Our Approach
- CompliScience Solutions provides science and risk-based, regulator-aligned consulting services to support the design, build-out, commissioning, and validation of cGMP-compliant facilities for biopharmaceutical manufacturing, cell and gene therapy, CDMOs, sterile compounding, and academic cGMP operations.
- Modern GMP facilities must do more than look compliant on paper…they must be designed to control contamination risk, support aseptic operations, enable proper personnel and material flow, and withstand regulatory inspection.
- We help clients translate regulatory expectations and scientific risk into practical, defensible facility designs that embed compliance directly into the physical architecture of the operation.
- Our team brings hands-on experience designing and launching real cGMP facilities…from small cell-therapy suites to large biomanufacturing and sterile compounding operations.
- We work alongside owners, engineers, architects, and cleanroom vendors to ensure facility layouts, ISO classifications, airlocks, utilities, and workflows are aligned with FDA, EMA, ICH, USP, and ISO 14644 expectations.
Our support includes:
Facility layout and flow strategy (personnel and material segregation)

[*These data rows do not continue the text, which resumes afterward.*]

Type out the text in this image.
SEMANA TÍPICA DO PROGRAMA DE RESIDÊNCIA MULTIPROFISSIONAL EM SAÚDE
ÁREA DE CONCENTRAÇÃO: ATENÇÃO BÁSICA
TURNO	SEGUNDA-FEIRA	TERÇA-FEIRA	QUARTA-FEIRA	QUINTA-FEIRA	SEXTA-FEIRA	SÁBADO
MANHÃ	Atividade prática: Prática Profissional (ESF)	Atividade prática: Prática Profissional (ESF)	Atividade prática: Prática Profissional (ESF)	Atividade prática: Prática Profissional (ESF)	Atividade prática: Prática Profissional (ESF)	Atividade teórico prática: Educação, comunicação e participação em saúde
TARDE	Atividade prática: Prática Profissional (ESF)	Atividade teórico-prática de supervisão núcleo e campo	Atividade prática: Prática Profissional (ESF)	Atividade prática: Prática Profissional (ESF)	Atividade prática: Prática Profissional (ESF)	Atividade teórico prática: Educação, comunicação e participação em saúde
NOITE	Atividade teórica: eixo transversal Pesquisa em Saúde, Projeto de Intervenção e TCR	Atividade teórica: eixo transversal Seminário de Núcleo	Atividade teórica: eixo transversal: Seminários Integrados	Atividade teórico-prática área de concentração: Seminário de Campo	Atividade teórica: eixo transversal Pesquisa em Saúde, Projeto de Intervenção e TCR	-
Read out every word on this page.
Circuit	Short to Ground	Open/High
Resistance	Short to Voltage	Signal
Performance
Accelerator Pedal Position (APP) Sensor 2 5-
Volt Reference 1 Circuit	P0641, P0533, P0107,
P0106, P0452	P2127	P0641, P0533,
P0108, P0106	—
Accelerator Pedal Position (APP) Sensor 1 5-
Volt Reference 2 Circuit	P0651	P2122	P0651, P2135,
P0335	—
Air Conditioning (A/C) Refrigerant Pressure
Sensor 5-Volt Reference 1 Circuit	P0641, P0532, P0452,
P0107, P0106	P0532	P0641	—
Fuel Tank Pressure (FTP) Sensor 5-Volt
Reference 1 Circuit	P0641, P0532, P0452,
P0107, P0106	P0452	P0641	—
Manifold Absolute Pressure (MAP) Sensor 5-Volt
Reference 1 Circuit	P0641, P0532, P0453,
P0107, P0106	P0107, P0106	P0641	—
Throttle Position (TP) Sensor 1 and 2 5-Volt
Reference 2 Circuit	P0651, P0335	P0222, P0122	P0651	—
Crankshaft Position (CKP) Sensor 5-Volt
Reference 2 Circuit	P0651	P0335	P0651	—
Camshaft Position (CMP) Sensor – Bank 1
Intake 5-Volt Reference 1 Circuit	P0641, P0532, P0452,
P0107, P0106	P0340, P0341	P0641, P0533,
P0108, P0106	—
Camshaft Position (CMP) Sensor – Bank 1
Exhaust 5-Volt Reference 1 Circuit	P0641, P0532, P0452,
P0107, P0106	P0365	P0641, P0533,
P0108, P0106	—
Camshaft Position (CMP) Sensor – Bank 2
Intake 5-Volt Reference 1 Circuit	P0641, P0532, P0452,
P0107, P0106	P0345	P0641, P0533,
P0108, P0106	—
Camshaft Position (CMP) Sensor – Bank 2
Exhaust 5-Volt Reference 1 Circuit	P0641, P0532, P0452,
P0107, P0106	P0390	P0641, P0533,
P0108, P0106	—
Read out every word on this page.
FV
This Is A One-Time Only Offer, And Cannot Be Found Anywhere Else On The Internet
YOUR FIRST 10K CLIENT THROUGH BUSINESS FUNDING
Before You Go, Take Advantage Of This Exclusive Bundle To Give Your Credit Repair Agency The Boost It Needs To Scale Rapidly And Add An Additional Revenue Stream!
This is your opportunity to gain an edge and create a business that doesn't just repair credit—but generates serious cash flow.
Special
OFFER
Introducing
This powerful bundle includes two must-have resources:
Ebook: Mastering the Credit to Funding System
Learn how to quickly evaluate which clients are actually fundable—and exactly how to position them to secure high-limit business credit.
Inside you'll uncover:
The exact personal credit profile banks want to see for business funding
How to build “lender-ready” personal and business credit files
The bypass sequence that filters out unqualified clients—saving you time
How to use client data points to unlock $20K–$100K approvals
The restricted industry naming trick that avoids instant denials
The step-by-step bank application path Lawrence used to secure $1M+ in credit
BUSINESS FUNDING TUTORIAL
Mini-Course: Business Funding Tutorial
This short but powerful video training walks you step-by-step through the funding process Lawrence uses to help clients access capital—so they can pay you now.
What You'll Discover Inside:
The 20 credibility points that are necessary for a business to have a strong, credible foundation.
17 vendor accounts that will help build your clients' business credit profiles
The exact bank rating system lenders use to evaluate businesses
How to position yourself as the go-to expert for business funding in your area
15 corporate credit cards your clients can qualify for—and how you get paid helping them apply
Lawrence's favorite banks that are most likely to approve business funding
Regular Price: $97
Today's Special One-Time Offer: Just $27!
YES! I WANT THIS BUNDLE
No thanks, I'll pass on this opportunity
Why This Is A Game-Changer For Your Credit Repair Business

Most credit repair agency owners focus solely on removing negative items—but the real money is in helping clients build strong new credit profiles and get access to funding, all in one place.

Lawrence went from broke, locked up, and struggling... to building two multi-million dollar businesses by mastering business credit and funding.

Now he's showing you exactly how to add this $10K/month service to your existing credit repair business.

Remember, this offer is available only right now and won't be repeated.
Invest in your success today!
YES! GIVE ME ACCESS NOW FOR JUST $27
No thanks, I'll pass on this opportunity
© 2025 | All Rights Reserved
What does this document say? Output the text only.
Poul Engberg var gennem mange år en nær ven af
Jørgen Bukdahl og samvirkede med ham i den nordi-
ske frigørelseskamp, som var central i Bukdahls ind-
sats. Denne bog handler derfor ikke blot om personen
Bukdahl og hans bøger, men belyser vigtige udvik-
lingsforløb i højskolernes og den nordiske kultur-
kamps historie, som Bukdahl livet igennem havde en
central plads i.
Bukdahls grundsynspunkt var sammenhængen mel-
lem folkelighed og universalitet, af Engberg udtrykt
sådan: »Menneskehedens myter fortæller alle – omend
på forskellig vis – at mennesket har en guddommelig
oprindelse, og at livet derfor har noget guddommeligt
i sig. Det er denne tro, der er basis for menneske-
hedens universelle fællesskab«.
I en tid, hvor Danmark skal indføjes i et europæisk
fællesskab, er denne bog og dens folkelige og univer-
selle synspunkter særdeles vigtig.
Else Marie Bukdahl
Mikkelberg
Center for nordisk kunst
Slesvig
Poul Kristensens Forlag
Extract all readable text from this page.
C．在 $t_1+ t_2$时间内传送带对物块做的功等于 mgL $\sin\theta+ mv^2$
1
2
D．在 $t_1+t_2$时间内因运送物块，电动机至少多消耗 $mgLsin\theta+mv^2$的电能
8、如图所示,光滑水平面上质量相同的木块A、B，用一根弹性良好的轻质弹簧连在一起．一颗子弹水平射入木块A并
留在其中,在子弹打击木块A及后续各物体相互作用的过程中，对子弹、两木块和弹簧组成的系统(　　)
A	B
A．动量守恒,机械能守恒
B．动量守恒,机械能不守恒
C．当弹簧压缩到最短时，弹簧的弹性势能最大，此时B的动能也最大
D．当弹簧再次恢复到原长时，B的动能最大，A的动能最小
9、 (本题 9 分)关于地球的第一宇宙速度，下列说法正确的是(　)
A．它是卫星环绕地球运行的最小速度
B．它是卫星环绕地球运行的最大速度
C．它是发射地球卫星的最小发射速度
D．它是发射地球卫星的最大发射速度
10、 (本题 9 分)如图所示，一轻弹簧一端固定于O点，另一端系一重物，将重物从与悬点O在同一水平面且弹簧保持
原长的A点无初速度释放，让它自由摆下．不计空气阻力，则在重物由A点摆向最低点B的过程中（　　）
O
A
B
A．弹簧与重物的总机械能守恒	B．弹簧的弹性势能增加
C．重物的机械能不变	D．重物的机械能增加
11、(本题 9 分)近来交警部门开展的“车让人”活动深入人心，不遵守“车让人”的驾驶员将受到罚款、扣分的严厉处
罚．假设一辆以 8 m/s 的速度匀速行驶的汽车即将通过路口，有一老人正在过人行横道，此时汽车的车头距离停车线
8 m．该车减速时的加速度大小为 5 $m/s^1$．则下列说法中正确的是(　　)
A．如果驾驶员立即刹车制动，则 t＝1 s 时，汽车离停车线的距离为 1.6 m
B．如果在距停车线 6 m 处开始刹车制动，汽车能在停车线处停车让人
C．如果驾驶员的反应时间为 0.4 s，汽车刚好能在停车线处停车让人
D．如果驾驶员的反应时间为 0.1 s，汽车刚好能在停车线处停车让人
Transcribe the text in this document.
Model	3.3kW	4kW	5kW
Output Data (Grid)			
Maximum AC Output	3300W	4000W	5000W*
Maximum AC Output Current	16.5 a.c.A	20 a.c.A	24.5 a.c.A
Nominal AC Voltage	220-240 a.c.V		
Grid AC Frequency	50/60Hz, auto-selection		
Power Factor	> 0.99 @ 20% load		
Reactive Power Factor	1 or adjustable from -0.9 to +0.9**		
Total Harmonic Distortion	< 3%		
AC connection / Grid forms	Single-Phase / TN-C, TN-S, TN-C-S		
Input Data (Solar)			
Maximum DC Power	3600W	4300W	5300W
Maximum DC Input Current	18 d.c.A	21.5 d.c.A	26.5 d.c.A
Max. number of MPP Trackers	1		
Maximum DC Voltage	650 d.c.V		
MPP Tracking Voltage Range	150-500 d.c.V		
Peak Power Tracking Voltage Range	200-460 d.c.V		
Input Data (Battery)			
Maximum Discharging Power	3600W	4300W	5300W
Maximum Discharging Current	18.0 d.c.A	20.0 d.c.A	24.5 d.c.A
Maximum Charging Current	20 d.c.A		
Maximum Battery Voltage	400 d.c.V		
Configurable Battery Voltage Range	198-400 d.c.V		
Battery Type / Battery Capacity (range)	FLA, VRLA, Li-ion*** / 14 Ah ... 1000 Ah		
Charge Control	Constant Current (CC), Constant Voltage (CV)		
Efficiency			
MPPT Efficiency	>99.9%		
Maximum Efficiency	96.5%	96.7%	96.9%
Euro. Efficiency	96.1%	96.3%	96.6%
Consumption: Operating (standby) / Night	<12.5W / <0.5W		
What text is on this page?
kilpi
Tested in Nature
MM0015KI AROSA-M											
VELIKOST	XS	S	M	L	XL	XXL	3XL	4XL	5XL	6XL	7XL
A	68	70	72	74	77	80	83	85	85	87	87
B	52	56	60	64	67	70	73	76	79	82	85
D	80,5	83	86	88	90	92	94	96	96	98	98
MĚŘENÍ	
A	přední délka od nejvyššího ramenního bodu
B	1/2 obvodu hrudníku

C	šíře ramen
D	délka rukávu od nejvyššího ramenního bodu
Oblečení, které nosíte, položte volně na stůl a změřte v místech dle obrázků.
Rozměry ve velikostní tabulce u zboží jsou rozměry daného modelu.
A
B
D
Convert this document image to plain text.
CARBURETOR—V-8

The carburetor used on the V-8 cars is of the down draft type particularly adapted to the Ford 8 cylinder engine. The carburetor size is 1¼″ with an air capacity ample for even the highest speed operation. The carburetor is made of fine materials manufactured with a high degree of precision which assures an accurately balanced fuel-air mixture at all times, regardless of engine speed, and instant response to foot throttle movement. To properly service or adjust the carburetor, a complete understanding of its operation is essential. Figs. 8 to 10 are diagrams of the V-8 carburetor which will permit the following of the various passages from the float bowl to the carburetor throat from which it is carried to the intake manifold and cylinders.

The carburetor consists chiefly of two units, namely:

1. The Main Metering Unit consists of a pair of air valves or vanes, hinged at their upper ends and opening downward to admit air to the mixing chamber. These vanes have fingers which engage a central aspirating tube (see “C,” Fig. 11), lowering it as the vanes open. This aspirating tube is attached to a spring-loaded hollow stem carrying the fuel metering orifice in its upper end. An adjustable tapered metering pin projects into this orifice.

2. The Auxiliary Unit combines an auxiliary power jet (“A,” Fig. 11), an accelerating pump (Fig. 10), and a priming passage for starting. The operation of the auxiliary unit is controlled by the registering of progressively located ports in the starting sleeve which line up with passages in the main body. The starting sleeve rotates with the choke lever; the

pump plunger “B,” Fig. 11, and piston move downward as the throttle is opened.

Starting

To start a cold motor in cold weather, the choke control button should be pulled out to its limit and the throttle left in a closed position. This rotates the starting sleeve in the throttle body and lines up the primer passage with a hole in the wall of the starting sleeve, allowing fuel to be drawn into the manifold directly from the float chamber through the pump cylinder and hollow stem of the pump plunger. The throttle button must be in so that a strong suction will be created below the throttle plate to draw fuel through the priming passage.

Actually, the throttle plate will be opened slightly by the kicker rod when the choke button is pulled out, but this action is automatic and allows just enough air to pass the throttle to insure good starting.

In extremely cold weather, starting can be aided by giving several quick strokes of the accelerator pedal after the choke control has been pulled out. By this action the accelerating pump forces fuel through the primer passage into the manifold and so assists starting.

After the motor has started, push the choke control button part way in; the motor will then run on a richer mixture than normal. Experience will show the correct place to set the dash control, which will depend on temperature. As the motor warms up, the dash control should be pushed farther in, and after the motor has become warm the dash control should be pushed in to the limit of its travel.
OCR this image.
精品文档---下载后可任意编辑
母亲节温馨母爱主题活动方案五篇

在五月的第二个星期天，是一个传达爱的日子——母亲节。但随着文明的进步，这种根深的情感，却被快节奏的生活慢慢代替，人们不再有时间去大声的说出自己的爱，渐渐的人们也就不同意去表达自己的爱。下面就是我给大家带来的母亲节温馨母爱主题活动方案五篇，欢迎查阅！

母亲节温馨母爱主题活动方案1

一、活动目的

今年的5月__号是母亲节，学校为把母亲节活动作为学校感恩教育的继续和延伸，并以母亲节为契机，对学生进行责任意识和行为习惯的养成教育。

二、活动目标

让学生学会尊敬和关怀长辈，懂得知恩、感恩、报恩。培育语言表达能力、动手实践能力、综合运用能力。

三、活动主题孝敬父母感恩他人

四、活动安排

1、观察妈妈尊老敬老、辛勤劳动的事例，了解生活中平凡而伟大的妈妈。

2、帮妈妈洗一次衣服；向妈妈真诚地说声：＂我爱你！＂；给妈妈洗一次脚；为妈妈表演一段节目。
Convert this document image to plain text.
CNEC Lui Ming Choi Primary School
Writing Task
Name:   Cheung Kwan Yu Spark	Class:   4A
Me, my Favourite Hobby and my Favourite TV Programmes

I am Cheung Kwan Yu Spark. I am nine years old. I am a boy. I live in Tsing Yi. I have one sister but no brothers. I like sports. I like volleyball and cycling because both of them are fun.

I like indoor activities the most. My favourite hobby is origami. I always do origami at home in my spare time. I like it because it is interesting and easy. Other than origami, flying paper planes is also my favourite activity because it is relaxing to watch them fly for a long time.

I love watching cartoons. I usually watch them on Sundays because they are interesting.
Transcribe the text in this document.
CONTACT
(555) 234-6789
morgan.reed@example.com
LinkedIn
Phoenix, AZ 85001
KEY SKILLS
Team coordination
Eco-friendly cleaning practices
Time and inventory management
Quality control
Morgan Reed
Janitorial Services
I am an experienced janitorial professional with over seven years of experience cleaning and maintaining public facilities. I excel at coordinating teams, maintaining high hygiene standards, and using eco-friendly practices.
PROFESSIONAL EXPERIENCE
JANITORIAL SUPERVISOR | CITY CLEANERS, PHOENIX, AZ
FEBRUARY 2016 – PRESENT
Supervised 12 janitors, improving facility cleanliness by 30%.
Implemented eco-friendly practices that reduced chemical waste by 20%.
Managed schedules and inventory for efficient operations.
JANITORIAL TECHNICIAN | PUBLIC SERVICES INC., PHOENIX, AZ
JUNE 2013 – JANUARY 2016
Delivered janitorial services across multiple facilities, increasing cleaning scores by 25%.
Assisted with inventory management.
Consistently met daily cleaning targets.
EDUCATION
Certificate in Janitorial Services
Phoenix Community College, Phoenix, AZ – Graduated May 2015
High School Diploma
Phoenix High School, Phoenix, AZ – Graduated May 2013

ISO classification and cleanroom zoning strategy
PAL/MAL and airlock design
Contamination Control Strategy (CCS) development
Risk-based facility FMEAs and compliance matrices
URS and Basis of Design (BOD) development
Design review and regulatory defensibility assessments
FDA Type C facility meeting preparation
Utility and equipment placement strategy
Commissioning, qualification, and validation planning
Rather than relying on procedures to compensate for poor design, we embed risk controls and regulatory requirements directly into the facility itself.
The result is a right-sized, inspection-ready cGMP facility that reduces contamination risk, supports efficient operations, and stands up under regulatory scrutiny.